Karar gazetesi Genel Yayın Direktörü İbrahim Kiras, üniversite rektörlerini daha evvel de cumhurbaşkanının atadığını fakat üniversitenin öğretim takımında seçildiğini belirterek, “15 Temmuz darbe teşebbüsünün akabinde yapılan önemli değişiklikler ortasına üniversitelere rektör atanması konusu da dahil edildi. O hengamede kamuoyunda çok fazla yankı bırakmadan çıkarılan bir KHK ile üniversitelerde rektörlerin belirlenmesinde öğretim üyelerinin oyu devreden çıkarıldı.
Hatta bilahare YÖK bile devreden çıktı. Artık seçim yapılmıyor üniversitelerde. Cumhurbaşkanı istediği kişiyi istediği yere rektör olarak tayin ediyor. Akademi dünyasından ciddiye alınabilecek fazla bir itiraz da gelmedi bu yeni uygulamaya. Ta ki Boğaziçi Üniversitesi’nde eski rektörün vazife müddeti sona erene kadar. Birinci kere dışarıdan, üstelik parti kimliği taşıyan biri paraşütle rektör makamına indirilince kazan çömlek patladı.” diye yazdı.

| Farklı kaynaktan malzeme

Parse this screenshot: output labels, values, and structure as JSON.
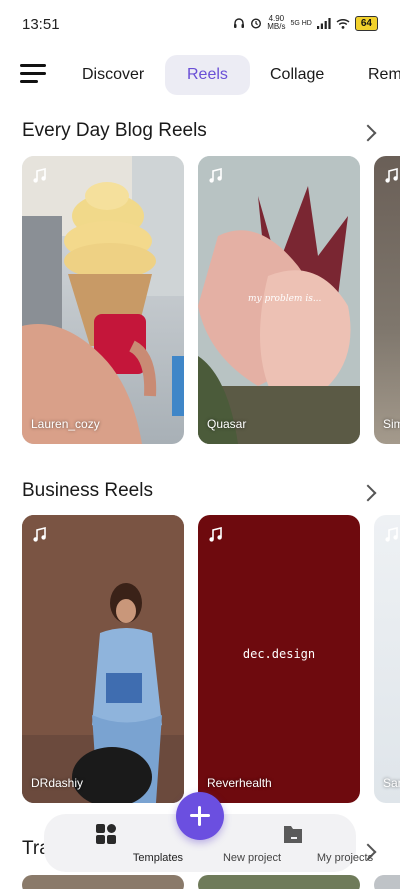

Cumhurbaşkanının her kurumun başına, kimseye sormadan, müracaattan atama yapmasının hakikat bir yönetim üslubu olmadığını savunan Kiras, “Türkiye’deki 209 üniversitenin her birine kimin rektör olabileceğini düşünmek, araştırmak, soruşturmak tek kişinin yapacağı iş olamaz. Kurumlarla -veya kurumlar aracılığıyla- yapılır bu işler.
Eski sistemin kusurları ve eksikleri vardı lakin güzel berbat kurumları çalıştıran bir sistemdi. Kurumların ıslahı ve geliştirilmesi gerekirken devre dışı bırakılması, her mevzuda kararların tek bir kişinin iki dudağı ortasından çıkacak iradeye bırakılması ne tarihte ne de bugün dünyadaki “iyi yönetilen” hiçbir ülkede göremeyeceğiniz bir idare usulü…” tabirlerini kullandı.